Every single year, setiap memasuki bulan Oktober I always imagining myself doing things dan hal-hal berada diluar kebiasaan, apapun itu. Dan, baru Oktober tahun ini finally bisa realisasi buat mengambil keputusan-keputusan diluar nalar, diluar perencanaan matang. Resign dari PT. PP (Hell yea, officially pengangguran dan gue bahkan ngga ada menyesali hal ini sedikitpun), mengambil solo trip ke Karimun Jawa (iya, deket. I have not enough money to have my solo trip outside this country, so be it), mencoba fokus belajar analisis fundamental saham (sounds cool? well, modal gue belom seberapa tbh) dan -soon- keputusan-keputusan lain yang harus-dengan-segera-untuk-disegerakan akan diambil demi kebahagiaan mental seorang Shinta Theresia kedepannya. 
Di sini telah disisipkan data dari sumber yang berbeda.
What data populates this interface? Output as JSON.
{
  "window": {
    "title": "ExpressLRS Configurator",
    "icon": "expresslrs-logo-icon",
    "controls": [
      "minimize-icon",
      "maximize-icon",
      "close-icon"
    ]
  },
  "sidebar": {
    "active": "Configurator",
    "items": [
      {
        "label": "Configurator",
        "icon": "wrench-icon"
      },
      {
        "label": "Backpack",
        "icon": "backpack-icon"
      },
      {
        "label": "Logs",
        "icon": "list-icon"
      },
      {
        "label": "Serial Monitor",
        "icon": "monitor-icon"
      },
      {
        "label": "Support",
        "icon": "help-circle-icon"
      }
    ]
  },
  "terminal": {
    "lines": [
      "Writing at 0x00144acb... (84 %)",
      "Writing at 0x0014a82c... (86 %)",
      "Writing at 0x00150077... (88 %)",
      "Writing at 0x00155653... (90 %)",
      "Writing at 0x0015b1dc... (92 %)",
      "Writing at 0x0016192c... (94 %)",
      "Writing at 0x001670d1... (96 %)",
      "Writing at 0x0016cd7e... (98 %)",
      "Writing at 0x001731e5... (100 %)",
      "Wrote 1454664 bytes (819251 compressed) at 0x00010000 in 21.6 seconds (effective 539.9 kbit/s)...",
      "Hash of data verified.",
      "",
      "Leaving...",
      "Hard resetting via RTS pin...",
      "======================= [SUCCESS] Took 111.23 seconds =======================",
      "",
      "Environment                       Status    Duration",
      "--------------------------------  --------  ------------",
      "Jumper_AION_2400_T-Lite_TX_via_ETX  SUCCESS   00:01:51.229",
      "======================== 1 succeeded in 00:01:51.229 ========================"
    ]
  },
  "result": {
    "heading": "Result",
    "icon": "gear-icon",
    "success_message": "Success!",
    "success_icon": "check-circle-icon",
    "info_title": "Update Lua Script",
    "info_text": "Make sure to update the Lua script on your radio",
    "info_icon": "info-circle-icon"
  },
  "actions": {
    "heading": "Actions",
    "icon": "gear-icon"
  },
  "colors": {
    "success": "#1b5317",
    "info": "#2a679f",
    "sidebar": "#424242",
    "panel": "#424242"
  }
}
Jujur, ngerasa terlalu ngebut. I only have one month for sure. To think with a fresh mind. To be 100 percent me, without feeling pressure. Hem, bukan tanpa pressure juga sih, since my mom knows me being unemployed before im officially unemployed, ane langsung ditodong dateng interview sana-sini (seriously, bahkan sebelum official cabut, gue udah interview di dua perusahaan yang berbeda!) dan bodohnya (atau mencoba bijak? atau berusaha menyenangkan hati orangtua?) aku dateng interview. While I have no idea what else to do to make them happy. Or not feeling insecure anymore. Karena berdasarkan pengalaman mereka, tidak baik jika seorang anak nganggur lama-lama, takutnya nanti jadi gila. They don't really know that I am already that insane, tho 😂


On that process, I'm trying sooo hard biar gak membuat mereka kecewa atas kehidupan gue yang lumayan sampah ini. To make them believe that I have something, ngga harus nempel sana-sini kayak apa yang mereka bayangkan soal bekerja. I said, I've been accepted to work as a lecturer (IYA NJET, GUE JADI DOSEN KEBAYANG GAK LO?), salah satu perusahaan yg mereka suruh gue buat interview juga ngebet bgt pengen gue kerja disitu while I'm not so into it. I also said a possibility to find a job in Germany, since I have friends already stays there. Just a possibility, bukan berarti gue bener-bener pengen stay disana seumur hidup dan gak balik ke Indonesia etc etc. Because pada kenyataannya, I'm still have no idea what I want to do in my life.

Guess what?

Yep. Again, in my life, gue merasakan penolakan. Funny, because I think I've controlled my feeling very well untuk ngga mengharapkan apapun dari mereka, termasuk agar mereka menerima jalan pikir gue yang sebenernya ngga salah-salah amat (atau emang otak gue salah? have no idea). I just wanna try. I've missed a lot, dan berharap sekarang-sekarang bisa ngambil banyak keputusan biar ngga nyesel nantinya. I think I wont feel hurt anymore if they aren't support me (padahal ngga muluk2 juga, I just wish they will say "tiati, jgn gegabah" or else. Atau yg paling cool, mau kasih sangu buat gue jalan-jalan ke Jerman HAHAHAH), but nope. Dan rasa sakitnya double, because you aren't being supported by someone who, deep inside, you wish she did.
Just realize that I am pretty weak.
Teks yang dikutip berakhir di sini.